Nue propriété a été présenté en Sélection officielle, en compétition, à la 63e Mostra de Venise.
L'une des singularités de Nue propriété réside dans le fait que les deux frères du film sont interprétés par deux authentiques frères dans la vie : Jérémie Renier et son ainé (de 6 ans) Yannick. Si les spectateurs français connaissent bien le premier, révélé au milieu des années 90 par les frères Dardenne, ils ignoraient sans doute l'identité du second, pourtant populaire en Belgique. Premier prix d'art dramatique au Conservatoire Royal de Bruxelles en 1996, celui-ci a aussi suivi une formation de marionnettiste. Très actif sur les planches et sur le petit écran (la série Septième ciel Belgique), il n'avait jusqu'à présent tourné que dans des courts métrages. Depuis Nue propriété, plusieurs cinéastes ont fait appel à lui, dont Christophe Honoré (pour le film Les Chansons d'amour), ce réalisateur qui dirigea... Isabelle Huppert dans Ma mère. A propos du souhait de réunir à l'écran les frères Rénier, Joachim Lafosse explique : "C'est plus qu'un choix délibéré, c'est intrinsèque au projet. Dès le début, je les ai associés à l'écriture du scénario. Dans la vie, comme à l'écran, ce lien de fraternité existe réellement. Je cherchais une émotion authentique, et dans le dispositif mis en place, il était plus juste de regarder que d'essayer de fabriquer." Précisons que le réalisateur a lui-même un frère jumeau.

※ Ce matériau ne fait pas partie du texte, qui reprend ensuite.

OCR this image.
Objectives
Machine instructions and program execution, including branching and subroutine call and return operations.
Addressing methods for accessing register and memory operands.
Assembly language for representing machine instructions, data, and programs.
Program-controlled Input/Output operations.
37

Nue propriété est le troisième long métrage de Joachim Lafosse, cinéaste belge né à Uccle en 1975. Très tôt passionné par le théâtre et le cinéma, il avait d'abord envisagé de devenir acteur. Diplôme de l'IAD, il tourne dans ce cadre le film de fin d'études Tribu, présenté dans de nombreux festivals. Suivront Folie privée et Ca rend heureux, présenté à Locarno en 2004 et 2006. Ajoutons que, comme son confrère Benoît Mariage, il a réalisé un reportage pour le magazine de télévision à succès Strip-tease.
Le cinéaste précise ses intentions, en revenant sur la genèse du projet : "Ce film s'inspire d'un histoire familiale. A une époque, j'ai éprouvé ce sentiment d'avoir un pouvoir qui n'était pas le mien. Comme une logique de vie qui n'était pas respectée ; j'avais le pouvoir d'empecher ma mère de vivre la vie qu'elle avait envie. C'est ce qui m'a donné l'idée d'écrire l'histoire de ces deux frères qui se comportent avec leur mère comme s'ils étaient eux-mêmes ses parents. Elle se retrouve alors dans la situation étrange de devoir demander l'autorisation de s'émanciper."
C'est ce qui s'appelle "creuser un sillon". Dans son court métrage Tribu (2001), comme dans son premier long métrage, Folie privée (2004) et dans Nue propriété, Joachim Lafosse il est question d'une séparation douloureuse, et notamment du sort du ou des enfants (plus ou moins âgés). On note que, dans les trois cas, deux des protagonistes se prénomment Jan et Pascale (et dans Tribu, l'enfant se prénomme Thierry comme Jérémie Renier dans Nue propriété...). Autre point commun : Kris Cuppens, acteur-fétiche du cinéaste, qui campe tantôt le premier mari, tantôt le nouveau compagnon...
Joachim Lafosse revient sur le rôle très important joué dans le film par la maison : "(...) c'est le lien que partage chacun des membres de la famille, y compris le père, le grand absent de l'histoire. Nue propriété est une réflexion sur la jouissance que l'on peut avoir à la propriété. Finalement, faire du cinéma, c'est aussi jouir d'un tas de choses sans en être propriétaire."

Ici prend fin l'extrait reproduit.